Unlike plastic bags, or even paper bags, recyclable bags are not standardized. Their geometry is chaotic, especially when it comes time to "squeeze" them into a cart. I don't know why, but people love to bring bags bearing the names of competitive stores. I guess they think it's cute. Maybe they use our bags when they go to other stores. I don't know. I just find it rude.
But my real pet peeve concerning recyclable bags is their unsanitary nature. While we've been indoctrinated with the drill that recyclable is "better," (whole companies satellite this industry) no one argues their unhealthy context. Most--and I mean most--are dirty, soiled, stained and disgusting. They are used over and over and over and never laundered or cleaned. Or even thrown away. They have no business being brought into a grocery store.
Once a woman yelled the obligatory, "I brought my own bags!" and threw two large black bags toward me. I was stunned. They were covered in dog hair! Lots of it. You could even smell it. It was like, "WHAT? You expect ME to touch those, let alone put FOOD into them? Are you just freaking NUTS?" And I work at a high-end grocery store.
"Dog bags" are not uncommon. People keep a pile of recyclable bags in the back seats of their car, apparently. A perfect place for Fido to curl into on a friendly ride. Fleas and all. "No pets allowed" is clearly marked on the entrance door of the store. I guess we need to specify that includes their dander, saliva and germs.
One woman's recyclables resembled a Jackson-Pollock painting. It was covered in multi-colored stains: red, green, blue, black. I gingerly held the strap with my fingers as I pushed in her "food."
God only knows where these bags are stored.
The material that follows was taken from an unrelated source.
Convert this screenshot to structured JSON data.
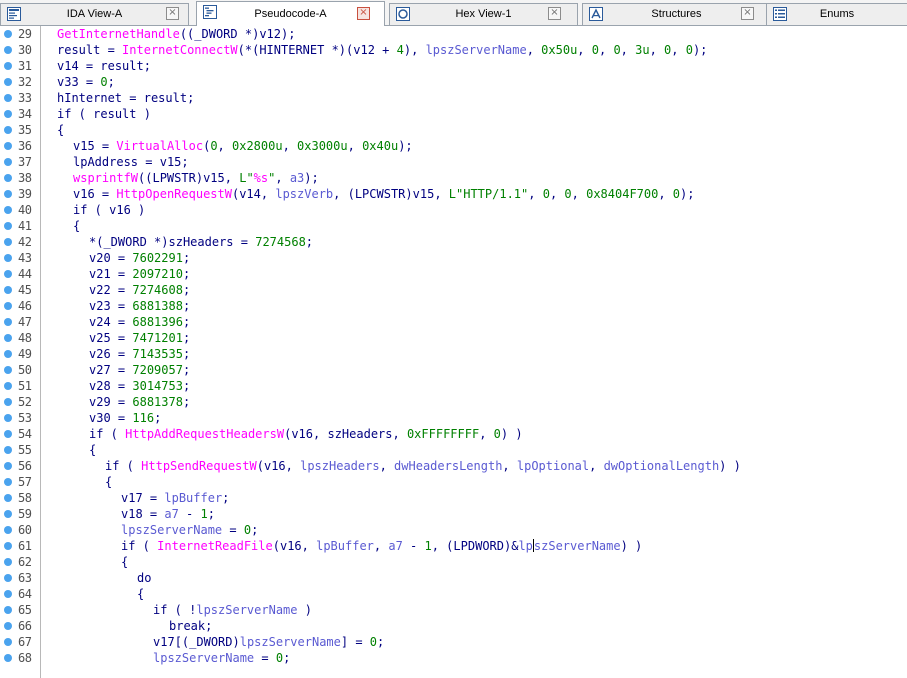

Many, I'm sure, are thrown under the kitchen sink next to the trash. They are placed on dirty kitchen floors and counters. Car trunks. They are handled by those who are sick. They are sneezed on. Coughed on. And they have no business in a grocery store where they cross-contaminate everything they touch. Including moi!
Like most grocery stores, mine is committed to cleanliness and freshness. Sanitary wipes greet you the minute you walk in and are even placed around the store for your benefit (and those of others). And, like most stores, we offer bins for the very plastic bags you hate so much. We will recycle them for you!
Please, keep your dirty laundry at home. Your noble effort to recycle is commendable. Really. But recycling your germs is not!